Fifteen years ago I very nearly died as a result of a series of doctors refusing to administer a blood-test that sometimes delivered false positive results.

It was called the D-dimer test. It looks for tiny protein fragments in the blood whose presence shows you’ve had a blood clot. Come on, you know all this. It cost about 80p.

The backstory:

Once upon a time I got stabbing pains in my groin for a few minutes at a time. They could be a month apart, a few weeks apart, six months apart, but when I got them they literally dropped me to my knees, vomiting. Five minutes later I was fine. The only evidence anything had happened was the pool of vomit. There was never any warning and a series of doctors, NHS and private, couldn’t find anything wrong.

I was freezing cold all the time, my foot sometimes hurt and I was depressed. But I’d been in luuuuuurve and she’d dumped me so I thought that was the reason. I thought I was dying of a broken heart. Thanks to a succession of rubbish GPs at Leiston Surgery, I very nearly ended-up just dying, either a Guinness Book of Records-sized blood clot or five different pretty huge ones.

I went to the doctor for nearly four years. Apparently there was nothing wrong with me if I could cycle twenty miles, which I could and often did. One morning I woke up with one leg nearly twice the size of the other and a fetching shade of raspberry, at which point even my rubbish GP felt there might be something wrong. Eight days in a high dependency unit. Thanks, doc. You only cost me three years of my life in limbo where I thought I was going insane. Which I suppose is better than the idiocy of not administering an 80p blood test and nearly costing me all of the rest of my life, not just three years of it.

False positives

The D-dimer test sometimes says someone has had a blood clot when they haven’t. My GP explained this after I got out of hospital alive, despite her best efforts.

I asked what would have happened if I’d had a D-dimer and it came back positive?

Oh, you’d have been booked into hospital for an ultrasound scan.

Which is exactly what I had when I presented at Emergency and didn’t go home. How bad would that have been?

Still. 80p.
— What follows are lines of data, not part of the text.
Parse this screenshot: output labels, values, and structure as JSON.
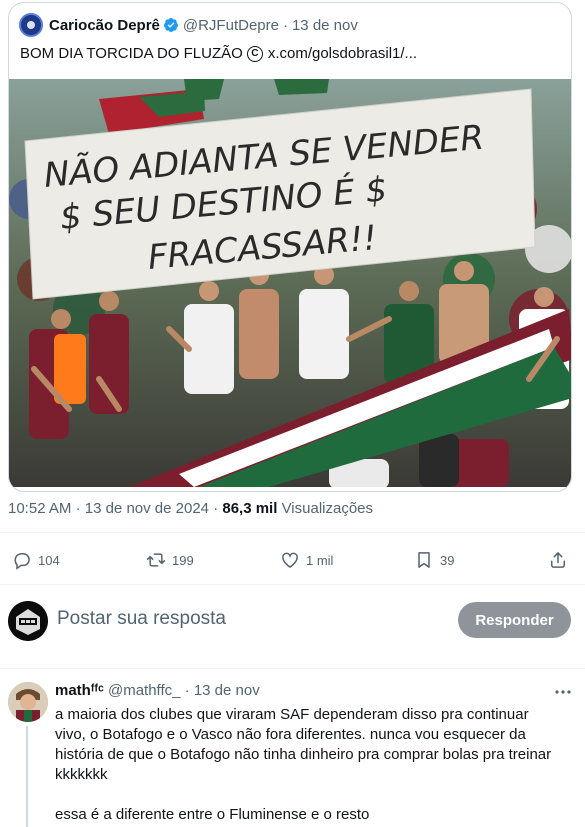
{
  "quoted_tweet": {
    "author_name": "Cariocão Deprê",
    "author_handle": "@RJFutDepre",
    "separator": "·",
    "date": "13 de nov",
    "text_before": "BOM DIA TORCIDA DO FLUZÃO",
    "link": "x.com/golsdobrasil1/...",
    "banner_line1": "NÃO ADIANTA SE VENDER",
    "banner_line2": "$ SEU DESTINO É $",
    "banner_line3": "FRACASSAR!!"
  },
  "tweet_meta": {
    "time": "10:52 AM",
    "separator": "·",
    "date": "13 de nov de 2024",
    "views_count": "86,3 mil",
    "views_label": "Visualizações"
  },
  "actions": {
    "replies": "104",
    "retweets": "199",
    "likes": "1 mil",
    "bookmarks": "39"
  },
  "composer": {
    "placeholder": "Postar sua resposta",
    "button_label": "Responder"
  },
  "reply": {
    "author_name": "mathᶠᶠᶜ",
    "author_handle": "@mathffc_",
    "separator": "·",
    "date": "13 de nov",
    "line1": "a maioria dos clubes que viraram SAF dependeram disso pra continuar",
    "line2": "vivo, o Botafogo e o Vasco não fora diferentes. nunca vou esquecer da",
    "line3": "história de que o Botafogo não tinha dinheiro pra comprar bolas pra treinar",
    "line4": "kkkkkkk",
    "line5": "essa é a diferente entre o Fluminense e o resto"
  },
  "colors": {
    "brand_blue": "#1d9bf0",
    "text_secondary": "#536471",
    "button_disabled": "#8e9499"
  }
}
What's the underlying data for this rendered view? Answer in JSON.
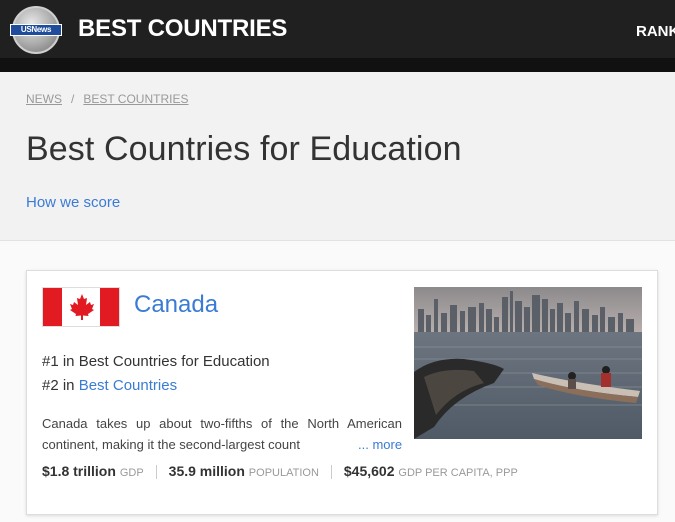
{
  "header": {
    "logo_text": "USNews",
    "site_title": "BEST COUNTRIES",
    "nav_rankings": "RANK"
  },
  "breadcrumb": {
    "items": [
      "NEWS",
      "BEST COUNTRIES"
    ],
    "separator": "/"
  },
  "page": {
    "title": "Best Countries for Education",
    "how_we_score": "How we score"
  },
  "card": {
    "country": "Canada",
    "rank_line1": "#1 in Best Countries for Education",
    "rank_line2_prefix": "#2 in ",
    "rank_line2_link": "Best Countries",
    "description": "Canada takes up about two-fifths of the North American continent, making it the second-largest count",
    "more_label": "... more",
    "stats": [
      {
        "value": "$1.8 trillion",
        "unit": "GDP"
      },
      {
        "value": "35.9 million",
        "unit": "POPULATION"
      },
      {
        "value": "$45,602",
        "unit": "GDP PER CAPITA, PPP"
      }
    ],
    "image_alt": "Toronto skyline with canoe",
    "flag_colors": {
      "red": "#e21b22",
      "white": "#ffffff"
    }
  },
  "colors": {
    "accent": "#3a7bd5",
    "header_bg": "#202020"
  }
}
Matt Hancock’s said less than one percent of tests were false positives. Radio host without a calculator Julia Hartley-Brewer worked out from that that most Covid-19 tests were therefore bollocks using this logic:

If 0.8% of all tests carried out in the community (Hancock’s figure) were coming back as false positives, and 1,000 people were tested at random, (Hancock’s phrase) then eight of those thousand people would test positive but not actually have anything wrong with them. Or not have Covid-19, anyway.

But wait though…. random testing isn’t what is being done. And won’t be. We don’t random test. We haven’t got the resource to do it. It’s never been suggested we do this. And the Health Secretary, as so often in this Cabinet, is either stupid or a liar or both to suggest that’s what we do.

But that didn’t matter to Ms Hartley-Brewer. She reasoned that if only say, nine of those fictional totally hypothetical 1,000 testees came back positive then eight out of nine, 91%, would be false. So you see, children? It’s all just a bad dream after all. Unlike say, Brexit, which with such a firm grasp of fantasy statistics, you may not be surprised to find she supports.

The Honorable Toby Young, the son of a baron who didn’t get the A-Levels he needed to get into Oxford but got in anyway because Daddy made a few phone calls after writing a book about meritocracy in Britain, then accused the government of hiding the scale of the inaccuracy of the tests, despite the fact that all of these figures were totally made-up nonsense.

This is England. This is public debate. These are the leaders and their pile of Third Year logic. I really must be more positive. Soon, I promise. Just as soon as Sig. Other gets her Italian passport.